When national dialogue was given a start date of 1st September 2016, Tshisekedi said that the Rassemblement would take part only if it was "genuine, credible and inclusive" though it was deemed that these criteria were not met so they refused to join in4. The final agreement reached by the national dialogue called for elections to be held in April 2018 and for Kabila to be allowed to stay in power (past his mandate allowed under the constitution) until then. It was immediately denounced by the Rassemblement5 who continued to call for Kabila to stand down at the end of his mandate on 19th December6. Tensions grew in the run up to that deadline with soldiers taking to the streets7 and internet access being restricted8. Following the passage of the deadline itself, opposition supporters took to the streets but were met by a heavy-handed security response in which at least 31 people were killed9.
In an attempt to quell the tensions that threatened to take over the country, an inclusive dialogue had been launched on the 9th December to secure a last-minute agreement on Kabila's future. Headed by La Conférence épiscopale nationale du Congo (CENCO), the Rassemblement decided to take part due to is inclusive nature10. The negotiations missed a number of deadlines for conclusion (including 19th December) but a final political accord was signed between the parties on 31st December.
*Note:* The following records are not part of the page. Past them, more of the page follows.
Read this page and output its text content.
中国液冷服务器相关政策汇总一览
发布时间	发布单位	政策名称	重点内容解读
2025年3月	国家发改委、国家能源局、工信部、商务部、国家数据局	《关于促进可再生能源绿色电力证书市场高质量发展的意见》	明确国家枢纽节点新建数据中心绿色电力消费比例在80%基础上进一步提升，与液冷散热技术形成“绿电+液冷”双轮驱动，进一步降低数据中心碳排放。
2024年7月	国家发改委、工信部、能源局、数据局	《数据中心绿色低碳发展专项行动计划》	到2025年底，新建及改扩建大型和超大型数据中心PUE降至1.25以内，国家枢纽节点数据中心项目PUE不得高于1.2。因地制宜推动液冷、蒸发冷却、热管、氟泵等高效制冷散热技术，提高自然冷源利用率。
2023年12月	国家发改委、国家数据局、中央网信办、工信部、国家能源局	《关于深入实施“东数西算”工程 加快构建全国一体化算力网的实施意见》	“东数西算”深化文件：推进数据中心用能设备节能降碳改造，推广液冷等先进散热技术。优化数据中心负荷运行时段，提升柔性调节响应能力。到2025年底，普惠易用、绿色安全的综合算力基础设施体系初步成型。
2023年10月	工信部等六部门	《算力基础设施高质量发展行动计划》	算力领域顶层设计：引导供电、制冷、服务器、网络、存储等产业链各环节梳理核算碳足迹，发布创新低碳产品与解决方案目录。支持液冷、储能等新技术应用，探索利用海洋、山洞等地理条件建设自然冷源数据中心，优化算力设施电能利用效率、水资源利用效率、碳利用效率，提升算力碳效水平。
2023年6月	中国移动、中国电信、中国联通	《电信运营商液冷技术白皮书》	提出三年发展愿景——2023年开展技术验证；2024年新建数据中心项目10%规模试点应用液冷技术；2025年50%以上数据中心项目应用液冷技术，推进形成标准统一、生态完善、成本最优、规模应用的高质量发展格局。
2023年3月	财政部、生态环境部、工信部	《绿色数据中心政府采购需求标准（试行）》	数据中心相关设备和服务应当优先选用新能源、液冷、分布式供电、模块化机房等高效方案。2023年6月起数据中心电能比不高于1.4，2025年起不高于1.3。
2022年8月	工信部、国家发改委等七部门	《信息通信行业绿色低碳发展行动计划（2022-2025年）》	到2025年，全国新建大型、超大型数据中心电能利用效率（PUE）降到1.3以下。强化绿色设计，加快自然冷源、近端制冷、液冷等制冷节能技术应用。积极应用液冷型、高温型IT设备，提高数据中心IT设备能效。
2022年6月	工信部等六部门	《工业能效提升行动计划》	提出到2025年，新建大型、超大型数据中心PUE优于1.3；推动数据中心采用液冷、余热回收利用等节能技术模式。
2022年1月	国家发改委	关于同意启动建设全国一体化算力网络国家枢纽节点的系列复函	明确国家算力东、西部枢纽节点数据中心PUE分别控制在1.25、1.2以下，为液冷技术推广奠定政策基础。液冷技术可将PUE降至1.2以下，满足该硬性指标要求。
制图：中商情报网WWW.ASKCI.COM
It called for elections to be held by the end of 2017, a transitional government to be put in place by March and a national oversight council, Conseil national de suivi (CNSA), to monitor the implementation of the accord11.
Tshisekedi had been named as the president of the CNSA though there were ongoing disagreements over its exact composition until his departure for Brussels on 24th January12. Alongside the mourning of his supporters, his passing opens up substantive political and procedural in the current political settlement.